It’s fun to a point, but now I’m at the point of frustration trying to find the particular sound I’m looking for. I have heard individual tracks like I’m searching for in, say, film scores, but not even a majority of an album or CD.
I find ones and twos here and there from Coltrane, Hank Mobley, Bill Charlap, Tommy Flanagan, Oscar Peterson, and some others. But what I find more often than not is that they will start off a beautiful, slow, melodic song and somewhere about halfway through it they are compelled to try and play as fast as they can. That’s fine if that’s what you like and are looking for. It is not for me in this case.
I would think over the long history of Jazz that the kind of music I hear on rare ocassions must exist as a whole record. Maybe not, I dunno.
Belden-Carter, Ben Goldberg, Ben Heit Quartet, Bobo Stenson Trio, Charlie Haden-Pat Metheny, Dick Hyman, Gigi Gryce, Joey de Francesco-John McLaughlin, Moscow Jazz Ensemble, Passos and Carter, Paul Beaudry, Peterson-Brown-Jackson, Ray Brown Trio, Ron Carter-3’s Company, Tommy Smith.
I have just a few tracks by each combo, and there’s no assurance you would prefer those over others, so one of the things I do for evaluating the music quickly, freely, with 90-second samples, is on iTunes.
I have plenty of Playlists and compilation CDs (although no mix tapes or even cassette players to play them on left).
I was idly hoping that an older Jazz album or CD had the same kind of theme that artists used to do; like a Dean Martin or Frank Sinatra album “for lovers” kind of thing. Only a Jazz lounge sort of vibe.
I generally use Pandora to try out artists to get a feel for them and their sound. Sometimes Amazon Music.
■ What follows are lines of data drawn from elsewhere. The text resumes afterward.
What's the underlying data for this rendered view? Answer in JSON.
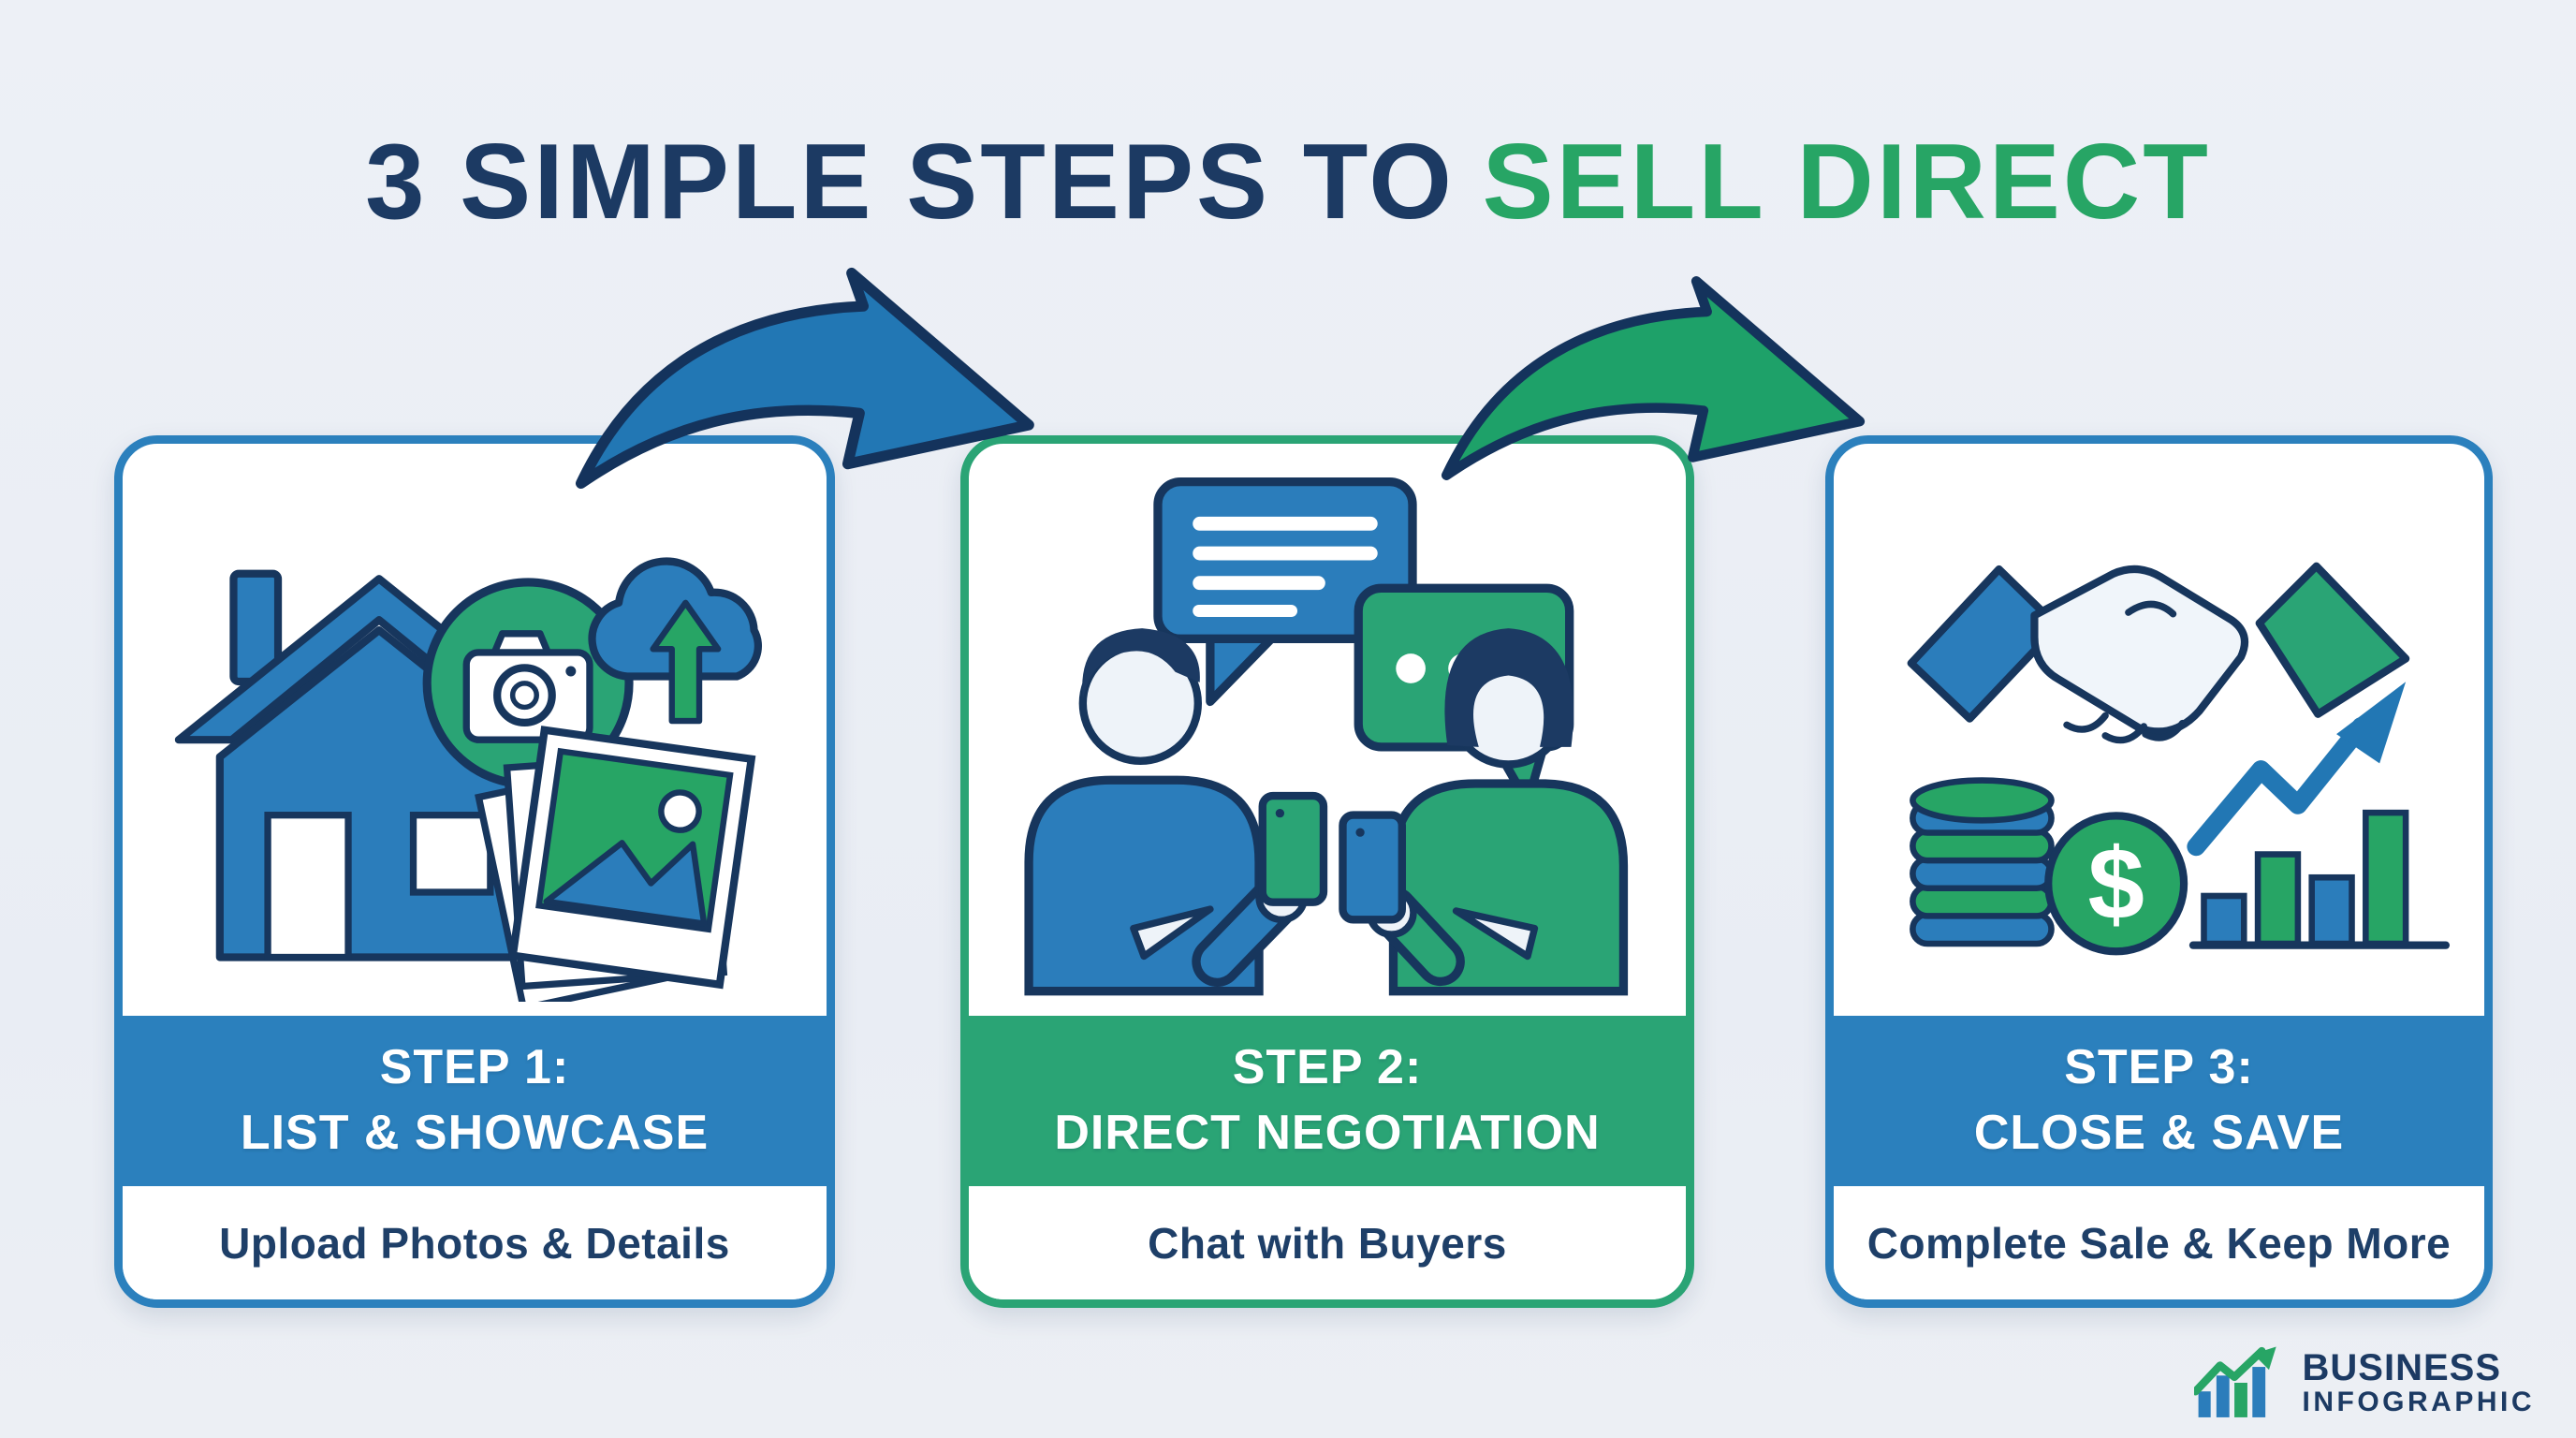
{
  "title": {
    "part1": "3 SIMPLE STEPS TO",
    "part2": "SELL DIRECT"
  },
  "steps": [
    {
      "step_label": "STEP 1:",
      "title": "LIST & SHOWCASE",
      "caption": "Upload Photos & Details",
      "accent_color": "#2b80bd",
      "icons": [
        "house-icon",
        "camera-magnifier-icon",
        "cloud-upload-icon",
        "photo-stack-icon"
      ]
    },
    {
      "step_label": "STEP 2:",
      "title": "DIRECT NEGOTIATION",
      "caption": "Chat with Buyers",
      "accent_color": "#2aa475",
      "icons": [
        "chat-bubble-lines-icon",
        "chat-bubble-dots-icon",
        "seller-person-icon",
        "buyer-person-icon",
        "smartphone-icon"
      ]
    },
    {
      "step_label": "STEP 3:",
      "title": "CLOSE & SAVE",
      "caption": "Complete Sale & Keep More",
      "accent_color": "#2b80bd",
      "icons": [
        "handshake-icon",
        "coin-stack-icon",
        "dollar-coin-icon",
        "growth-chart-icon"
      ]
    }
  ],
  "arrows": [
    {
      "from": "step-1",
      "to": "step-2",
      "color": "#2277b4"
    },
    {
      "from": "step-2",
      "to": "step-3",
      "color": "#1ea169"
    }
  ],
  "footer": {
    "brand_line1": "BUSINESS",
    "brand_line2": "INFOGRAPHIC"
  },
  "colors": {
    "background": "#ebeef5",
    "navy": "#1c3a63",
    "outline_navy": "#17365d",
    "blue": "#2b80bd",
    "green": "#2aa475",
    "title_green": "#27a565",
    "card_white": "#ffffff"
  }
}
But you’re limited to their catalog.
I’m kinda over the days of buying an album or CD blind from a source like Discogs (which I’ve used a lot in the last year) just hoping to strike gold. That’s why I tried this forum.
Not sure why you eschew the Bossa Nova\Brazil\Carribean fork of the jazz utensil. Often less frenzy there. I do understand what you don’t like - Anthony Braxton’s Creative Orchestra Music 1976, that takes a perfectly good Sousa homage, and suddenly reveals that the marching band just refueled with acid and speed before closing back on this earth again. (BTW, I really like that track, but such is taste).
I think that part of the problem might be that most artists doing an album in the old days felt a need to change it up somewhere on each side. And even in the movies, the relaxed lounge only stayed relaxed until a heavy walked in. Unless it happened this way:
I just heard a song by Bill Charlap that’s right in the center for the sound I’m searching for. It was Some Other Time, on his Somewhere album. Apparently all the songs on it are by Leonard Bernstein. It had a great, relaxing, mood.
Hi Carl, this is Carl:) Recently enjoying slow Jazz the most… I wanted to pass on the 1994 album called Jazz Romance. It has various artists some are soooo good. For example - Grover Washington Jr.'s Will You Still Love Me Tomorrow.
I look forward to reading this thread and trying some of the tunes out. Thanks for starting it.